Locaux (au pluriel), indigènes, autochtones... les usages évoluent beaucoup. Actuellement je pense que ces usages sont assez libres, qu'on me corrige si je me trompe. En cyclisme, on parle des _régionaux_ d'une étape ou d'une course.


----------



## lamy08

Vous pouvez continuer d'utiliser "indigènes" ou "autochtones". Sinon, comme dit Lectrice: les gens du pays; les gens du cru ...


----------



## enoeno

Merci pour vos réponses. Il semble qu'en francais le mots que je recherche n'existe pas...  ou alors leurs sens sont trop connotés. En anglais, ils utiliseraient simplement _local_ d'où la tentatives d'utiliser locaux (qui en tant qu'adjectif porte bien ce sens mais semble-t-il n'existe pas en nom). 
D'après Logospréférence, il est utilisé au moins dans le sport.. alors y'a plus qu'à faire évoluer le sens et qu'il se généralise ! Du coup je vais utiliser _locaux _!


----------



## gentilhom

Cet emploi de 'locaux' n'a pas de raison d'être en français puisqu'il s'agit d'une mauvaise traduction de l'anglais _the locals _(au même titre que 'dédié' dans certaines phrases venant de _dedicated, _'fondamentaux' venant de_ fundamentals ou _'attractif' venant de _attractive_). Un signe qui ne trompe pas est que ceux qui emploient ce mot ne le font qu'au pluriel, car proférer 'j'ai logé chez un local' est risible, ce qui montre que 'locaux' a bel et bien conservé son sens originel. Que certains en viennent à voir des tas de briques là où il y a des êtres humains trahit sans doute un aveuglement pire que celui qui faisait voir à un miraculé de l'Evangile en voie de guérison des arbres en marche plutôt que des hommes (Mc 8, 22-26)...
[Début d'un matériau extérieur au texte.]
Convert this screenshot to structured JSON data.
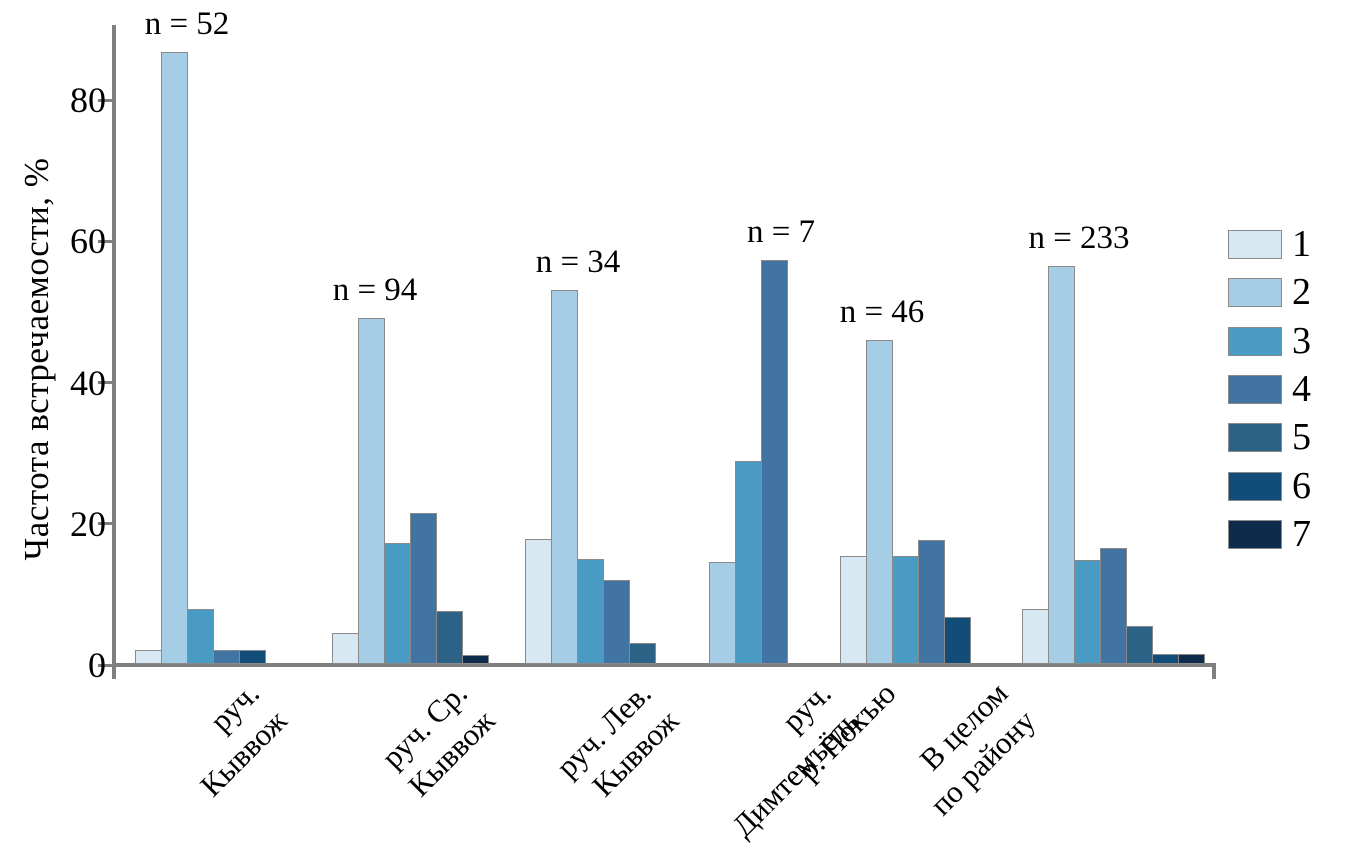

Contrairement à ce que vous pensez, la solution est toute simple. D'ailleurs, vous y aviez songé vous-même : il suffit de dire les 'habitants' (inutile d'ajouter 'locaux', le contexte suffit), ou d'utiliser le nom des habitants quand vous le connaissez (si vous êtes à Pékin, dites : j'ai logé chez des Pékinois ; à Shanghaï: des Shanghaïens; à Macao : des Macanais, etc.). Parfois, on peut aussi dire 'l'habitant', au singulier, comme dans 'j'ai logé chez l'habitant'. Si vous n'avez pas peur de perdre quelques fractions de seconde, vous pouvez aussi dire : 'les gens du lieu', 'de l'endroit' ou 'd'ici'. 'La population' ('locale' si nécessaire) sera la bienvenue dans un texte aux prétentions scientifiques. 

Quant au mot 'autochtone', il est parfaitement correct. Mais un certain usage fait qu'il est plutôt utilisé quand on est hors de France ou des pays francophones européens. Pour ma part, je trouve qu'on pourrait l'utiliser partout (avec 'allochtones' comme son contraire). Son étymologie (soi-terre) est impeccable, et contrairement à 'indigène(s)' il n'a pas de connotations colonialistes, réelles ou imaginaires. Pour les espèces animales, 'indigène' est tout à fait indiqué en tant qu'adjectif, à côté d'_endémique, _qui a un sens un peu plus restreint.

Qu'un mot aussi simple qu'_habitant_ paraisse désormais du martien ou du français de grand-père, ressortit au même phénomène qui interdit désormais aux journalistes d'utiliser des mots ordinaires comme 'vedette' ou 'conséquence', au profit de 'star' et 'impact'. Toutefois, dans le cas précis de l'emploi de 'locaux', je discerne en outre une des conséquences lexicales de cette idéologie qui tend à présenter les patries ou les nations comme de simples 'hôtels', pour reprendre la formule de Jacques Attali. Des 'locaux' sont sûrement moins enracinés que des habitants ; les 'locaux' habitent, ou plutôt sont posés là dans l'u-topie mondialiste, qui est loin d'être une _eu_-_topie, _quoi qu'on en dise, notamment sur l'_é-topie _qu'est la Toile. Cet usage est donc à mes yeux rien moins qu'anodin. 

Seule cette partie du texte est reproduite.